Andrew Hall and Jeremy Bryant didn’t always appreciate their vegetables.
The cousins, who are six months apart in age and grew up together in Calgary, often pushed the plants around on their plates at the end of family dinners, refusing to eat them. But their grandmother had other plans. “My grandma would say her famous line: ‘Finish your food! There are starving kids in Africa. You should appreciate what you have,’” Hall, now living in Vancouver, recalls over the phone (Bryant is now based in Edmonton). “We didn’t really buy it at the time, but we eventually figured it out. That laid down those values for us really early.”

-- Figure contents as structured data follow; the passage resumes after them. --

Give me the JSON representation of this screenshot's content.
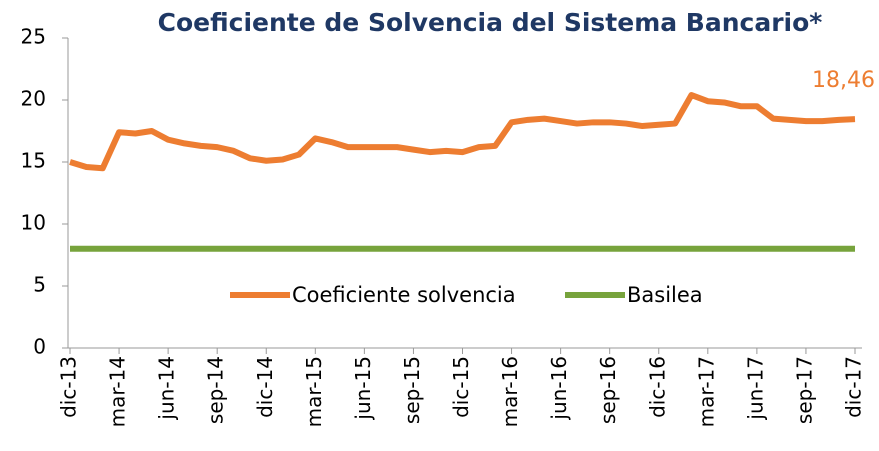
{
  "chart_data": {
    "type": "line",
    "title": "Coeficiente de Solvencia del Sistema Bancario*",
    "categories": [
      "dic-13",
      null,
      null,
      "mar-14",
      null,
      null,
      "jun-14",
      null,
      null,
      "sep-14",
      null,
      null,
      "dic-14",
      null,
      null,
      "mar-15",
      null,
      null,
      "jun-15",
      null,
      null,
      "sep-15",
      null,
      null,
      "dic-15",
      null,
      null,
      "mar-16",
      null,
      null,
      "jun-16",
      null,
      null,
      "sep-16",
      null,
      null,
      "dic-16",
      null,
      null,
      "mar-17",
      null,
      null,
      "jun-17",
      null,
      null,
      "sep-17",
      null,
      null,
      "dic-17"
    ],
    "series": [
      {
        "name": "Coeficiente solvencia",
        "color": "#ed7d31",
        "values": [
          15.0,
          14.6,
          14.5,
          17.4,
          17.3,
          17.5,
          16.8,
          16.5,
          16.3,
          16.2,
          15.9,
          15.3,
          15.1,
          15.2,
          15.6,
          16.9,
          16.6,
          16.2,
          16.2,
          16.2,
          16.2,
          16.0,
          15.8,
          15.9,
          15.8,
          16.2,
          16.3,
          18.2,
          18.4,
          18.5,
          18.3,
          18.1,
          18.2,
          18.2,
          18.1,
          17.9,
          18.0,
          18.1,
          20.4,
          19.9,
          19.8,
          19.5,
          19.5,
          18.5,
          18.4,
          18.3,
          18.3,
          18.4,
          18.46
        ],
        "value_labels": [
          null,
          null,
          null,
          null,
          null,
          null,
          null,
          null,
          null,
          null,
          null,
          null,
          null,
          null,
          null,
          null,
          null,
          null,
          null,
          null,
          null,
          null,
          null,
          null,
          null,
          null,
          null,
          null,
          null,
          null,
          null,
          null,
          null,
          null,
          null,
          null,
          null,
          null,
          null,
          null,
          null,
          null,
          null,
          null,
          null,
          null,
          null,
          null,
          "18,46"
        ]
      },
      {
        "name": "Basilea",
        "color": "#77a33c",
        "values": [
          8,
          8,
          8,
          8,
          8,
          8,
          8,
          8,
          8,
          8,
          8,
          8,
          8,
          8,
          8,
          8,
          8,
          8,
          8,
          8,
          8,
          8,
          8,
          8,
          8,
          8,
          8,
          8,
          8,
          8,
          8,
          8,
          8,
          8,
          8,
          8,
          8,
          8,
          8,
          8,
          8,
          8,
          8,
          8,
          8,
          8,
          8,
          8,
          8
        ]
      }
    ],
    "ylim": [
      0,
      25
    ],
    "yticks": [
      0,
      5,
      10,
      15,
      20,
      25
    ],
    "grid": false,
    "legend": "center"
  }
}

Fast-forward to adulthood, and the close cousins, both working corporate jobs, realized they wanted to do something with more of a positive impact. Inspired by the buy-one, give-one model made famous by the shoe brand Toms, Hall and Bryant wondered if they could implement a similar strategy with something even more crucial than footwear: food.
The fruits of their brainstorming, Mealshare, was born in July 2013 with the ambitious but worthy goal of ending youth hunger. The framework is simple: diners order a Mealshare dish at a participating restaurant across Canada, and the eatery gives some of the proceeds to Mealshare, who then works with partner charities (both locally and abroad) to fund and distribute the food to youths in need. Buy-one, give-one: easy and effective. How effective? Mealshare works with nearly 300 restaurants across the country, and to date has served over 1,200,000 meals to those less fortunate.
Adding to that impact is Mealshare’s second-annual Tonight for Tomorrow fundraiser, taking place on May 10, 2017 and during which participating restaurants in Vancouver, Calgary, and Ottawa will donate half of their entire food sales for the day to the organization. That money will then be matched by a private donor. It all contributes to the growth of Mealshare, allowing it to be able to feed more children more often. Involved restaurants in Vancouver include Brix & Mortar, Tuc Craft Kitchen, Pidgin, and Jamjar. BC Place and City Hall will glow orange, the charity’s signature colour, in support of the event.
Since those family dinners, Hall and Bryant have done a lot more than learn to eat their veggies. And one day, they will be the ones wagging their fingers at their grandchildren—although, Hall says, they hope it will be with a different message: “We want to tell them about how hunger used to be a problem for kids in the world, but isn’t anymore.”